Spice and Spirit: The Complete Kosher Jewish Cookbook

by: Tzuvia Emmer and Tziporah Reitman

January 1, 1990, Lubavitch Women’s Kosher Cookbook Publications

575 pages

Review by: E. Broderick

As you might have guessed, my books are cherished and I do not part with them easily. Cookbooks especially so. I actually have a decent size collection with a special cabinet to store them. But today I’m going to tell you about the time I sold one. You see, I’d accidentally wound up with two copies of Spice and Spirit by Tzuvia Emmer and Tziporah Reitman. As I prepared to move out for college I purchased one for myself, and unbeknownst to me my mother did too. I put the extra book up on a resale site (remember, I was a broke college student) but I couldn’t really bear to part with it, so I listed it for a ridiculous amount of money. And then a month later someone bought it. 

Now why was this person willing to pay an obscene amount of money for one cookbook, and why did I refuse to sell them my second copy when they offered even more money for it? Well, Spice and Spirit is kind of a classic and it had gone temporarily out of print right after I bought it. There’s a reason my mother and I both thought it was important to have a copy of my own in my apartment. This book has literally been gifted by scores of Ashkenazi women to their daughters as they got married, or to any relative when they moved out on their own for the first time. I knew it would come back in print (you can easily buy it now for about $35 American), but I didn’t want to go even a few months without it. Neither did the mystery purchaser who said their daughter was getting married in a week. The second copy would have gone to their niece in a similar situation. 

Why? Why is a cookbook which doesn’t even have pictures such a hot ticket? Why does it continue to sell even thirty years after publication?

Before the recipe sections, there is a thorough explanation of Jewish Asheknazi customs including things that only come up once a year and thus can easily be forgotten – like whether we make one or two blessings over the candles on the second day of Sukkot and Passover. Albeit, from a largely Lubavitch perspective. I grew up in a religious household. I was taught these things in school. My mother had learned them at her mother’s knee. Still we always felt the need to double check in the book. I still sometimes do, and the nostalgia of that, the connection to so many women who have used the same text for this exact reason across generations, is not something I’m willing to put a price tag on. So I kept my book. I do not regret it. 
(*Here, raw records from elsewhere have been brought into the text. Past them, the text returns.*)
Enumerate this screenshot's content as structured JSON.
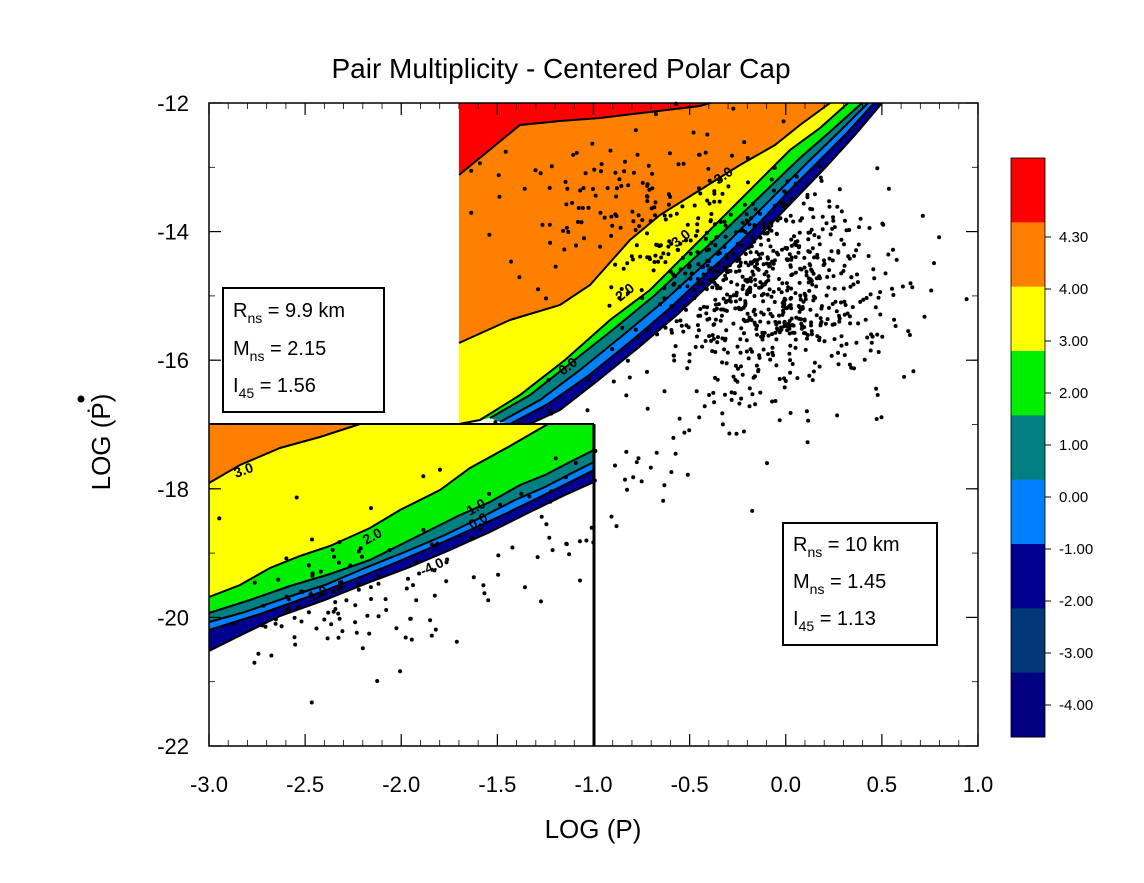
{
  "chart_data": {
    "type": "scatter",
    "title": "Pair Multiplicity - Centered Polar Cap",
    "xlabel": "LOG (P)",
    "ylabel": "LOG (Ṗ)",
    "xlim": [
      -3.0,
      1.0
    ],
    "ylim": [
      -22,
      -12
    ],
    "x_ticks": [
      -3.0,
      -2.5,
      -2.0,
      -1.5,
      -1.0,
      -0.5,
      0.0,
      0.5,
      1.0
    ],
    "x_tick_labels": [
      "-3.0",
      "-2.5",
      "-2.0",
      "-1.5",
      "-1.0",
      "-0.5",
      "0.0",
      "0.5",
      "1.0"
    ],
    "y_ticks": [
      -22,
      -20,
      -18,
      -16,
      -14,
      -12
    ],
    "y_tick_labels": [
      "-22",
      "-20",
      "-18",
      "-16",
      "-14",
      "-12"
    ],
    "colorbar": {
      "labels": [
        "4.30",
        "4.00",
        "3.00",
        "2.00",
        "1.00",
        "0.00",
        "-1.00",
        "-2.00",
        "-3.00",
        "-4.00"
      ],
      "colors": [
        "#ff0000",
        "#ff7f00",
        "#ffff00",
        "#00ee00",
        "#008080",
        "#0080ff",
        "#000090",
        "#003878",
        "#000080"
      ]
    },
    "legend_boxes": [
      {
        "r_label": "R",
        "r_sub": "ns",
        "r_value": " = 9.9 km",
        "m_label": "M",
        "m_sub": "ns",
        "m_value": " = 2.15",
        "i_label": "I",
        "i_sub": "45",
        "i_value": " = 1.56",
        "placement": "left"
      },
      {
        "r_label": "R",
        "r_sub": "ns",
        "r_value": " = 10 km",
        "m_label": "M",
        "m_sub": "ns",
        "m_value": " = 1.45",
        "i_label": "I",
        "i_sub": "45",
        "i_value": " = 1.13",
        "placement": "lower-right"
      }
    ],
    "contour_labels": [
      "3.0",
      "3.0",
      "2.0",
      "1.0",
      "0.0",
      "0.0",
      "1.0",
      "-4.0",
      "2.0",
      "3.0"
    ],
    "scatter_seed": 7,
    "scatter_clusters": [
      {
        "n": 780,
        "cx": -0.1,
        "cy": -14.9,
        "sx": 0.33,
        "sy": 0.85
      },
      {
        "n": 120,
        "cx": -0.85,
        "cy": -13.6,
        "sx": 0.35,
        "sy": 0.55
      },
      {
        "n": 95,
        "cx": -2.35,
        "cy": -19.8,
        "sx": 0.3,
        "sy": 0.55
      },
      {
        "n": 45,
        "cx": -1.5,
        "cy": -18.9,
        "sx": 0.28,
        "sy": 0.5
      },
      {
        "n": 35,
        "cx": -0.7,
        "cy": -17.2,
        "sx": 0.3,
        "sy": 0.6
      }
    ]
  }
}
Now, I mentioned the book does not have photos – it was conceived and printed before the days of kosher cookbooks with full page glossy food photos- but it does contain really useful sketches of techniques, including different ways to braid and shape challah. They are easy to follow, and produce a great result. Spice and Spirit is also is jam packed full of traditional and modern Ashkenazi recipes. My copy has a sticky note in the front cover where I have written, in extremely cramped handwriting, all the recipes other people have told me are tried and true. It grows so fast I have added a second one and I’m still working my way through it. So which ones can I personally recommend? The mushroom barley soup is simple but delicious. I make it all the time and it never disappoints. The black and white cookies are fairly fool proof, and the variety of kugels is unmatched. 
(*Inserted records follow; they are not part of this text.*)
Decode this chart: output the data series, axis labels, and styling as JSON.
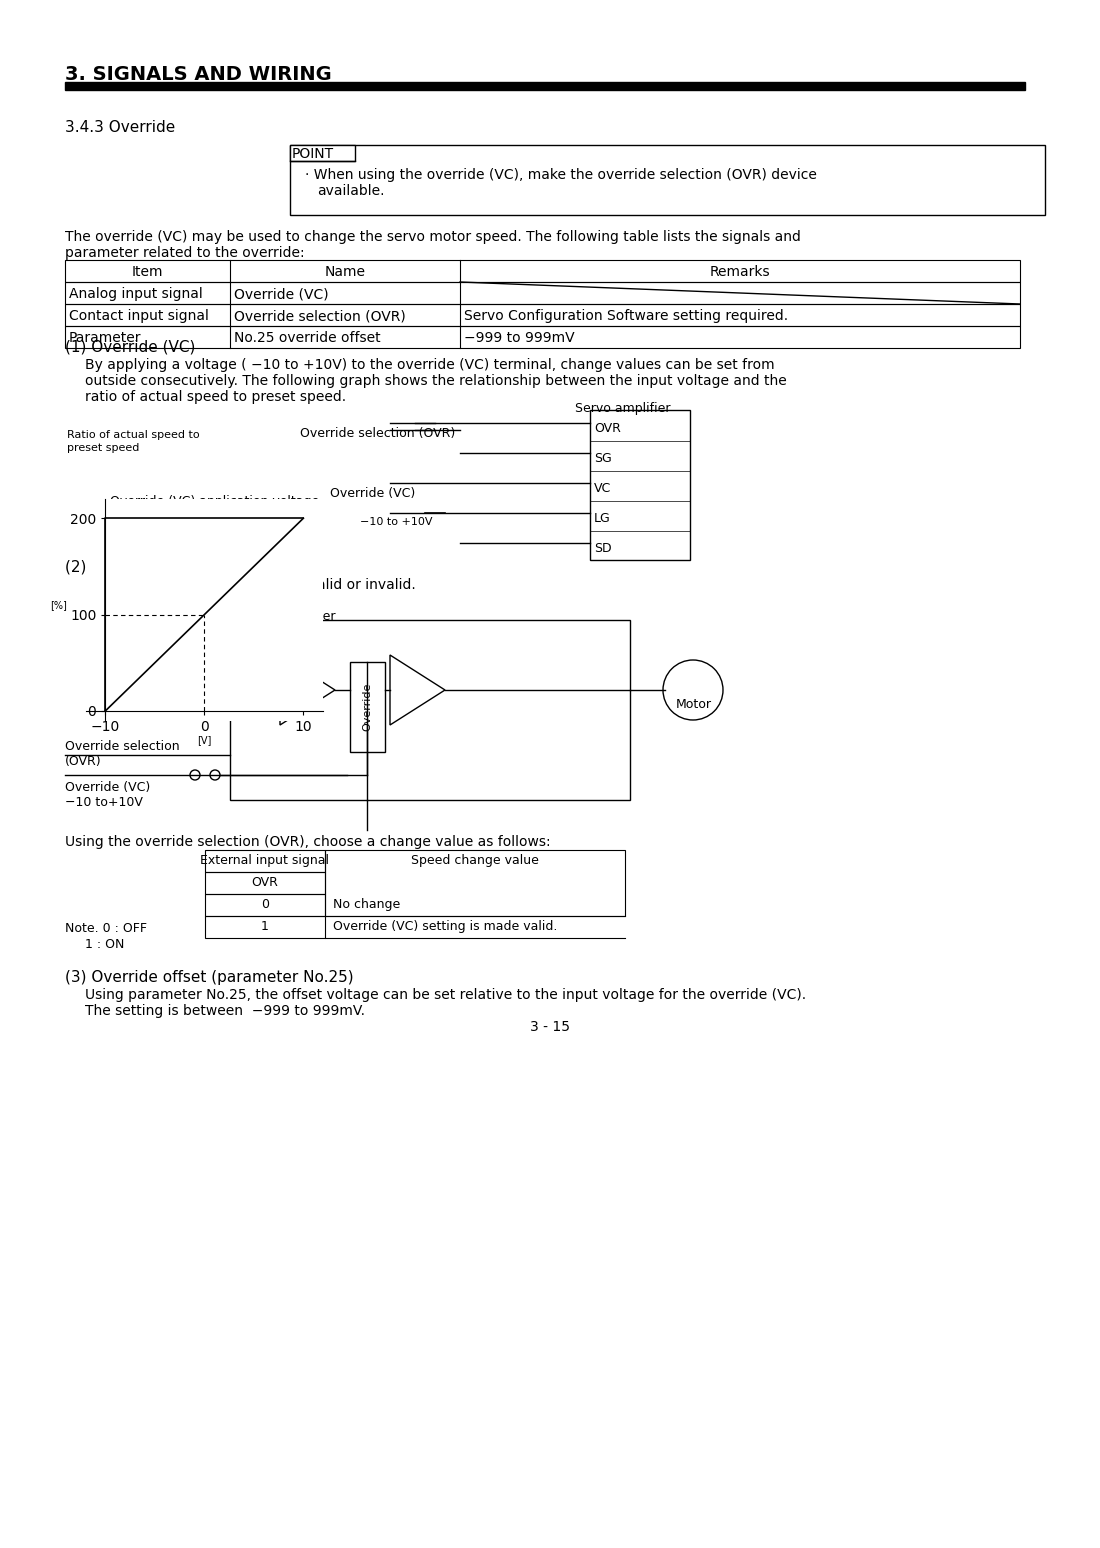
{
  "title": "3. SIGNALS AND WIRING",
  "section": "3.4.3 Override",
  "point_text": "When using the override (VC), make the override selection (OVR) device\navailable.",
  "para1_title": "The override (VC) may be used to change the servo motor speed. The following table lists the signals and",
  "para1_cont": "parameter related to the override:",
  "table1_headers": [
    "Item",
    "Name",
    "Remarks"
  ],
  "table1_rows": [
    [
      "Analog input signal",
      "Override (VC)",
      ""
    ],
    [
      "Contact input signal",
      "Override selection (OVR)",
      "Servo Configuration Software setting required."
    ],
    [
      "Parameter",
      "No.25 override offset",
      "−999 to 999mV"
    ]
  ],
  "section1_title": "(1) Override (VC)",
  "section1_para": "By applying a voltage ( −10 to +10V) to the override (VC) terminal, change values can be set from\noutside consecutively. The following graph shows the relationship between the input voltage and the\nratio of actual speed to preset speed.",
  "graph_ylabel": "Ratio of actual speed to\npreset speed",
  "graph_xlabel": "Override (VC) application voltage",
  "graph_yticks": [
    "0",
    "100",
    "200"
  ],
  "graph_xticks": [
    "−10",
    "0",
    "10"
  ],
  "graph_xunit": "[V]",
  "graph_yunit": "[%]",
  "servo_amp_label": "Servo amplifier",
  "connector_labels": [
    "OVR",
    "SG",
    "VC",
    "LG",
    "SD"
  ],
  "override_selection_label": "Override selection (OVR)",
  "override_vc_label": "Override (VC)",
  "voltage_label": "−10 to +10V",
  "section2_title": "(2) Override selection (OVR)",
  "section2_para": "Used to make the override (VC) valid or invalid.",
  "servo_amp_label2": "Servo amplifier",
  "motor_label": "Motor",
  "override_box_label": "Override",
  "ovr_sel_label": "Override selection\n(OVR)",
  "override_vc_label2": "Override (VC)\n−10 to+10V",
  "table2_title": "Using the override selection (OVR), choose a change value as follows:",
  "table2_header1": "External input signal",
  "table2_header2": "OVR",
  "table2_header3": "Speed change value",
  "table2_rows": [
    [
      "0",
      "No change"
    ],
    [
      "1",
      "Override (VC) setting is made valid."
    ]
  ],
  "note_text": "Note. 0 : OFF\n     1 : ON",
  "section3_title": "(3) Override offset (parameter No.25)",
  "section3_para": "Using parameter No.25, the offset voltage can be set relative to the input voltage for the override (VC).\nThe setting is between  −999 to 999mV.",
  "page_number": "3 - 15",
  "bg_color": "#ffffff",
  "text_color": "#000000"
}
I knew the laws of kashrut inside and out when I first got my own kitchen, but I had relatively little experience actually cooking. My mother didn’t enjoy it much (something I learned later and still laugh about given the discovery that I do enjoy it quite a bit). This book taught me the ropes.. And it did so with some simple pencil drawings and no nonsense recipes that avoided what we called “patchke” (a million ingredients, steps, and gadgets and pans that will later need to be washed). It’s a stalwart of Ashkenaz cooking and can also be enjoyed by Sephardic and Mizrahi Jews – or non Jews – who enjoy Ashkenaz food. To me these recipes taste like home.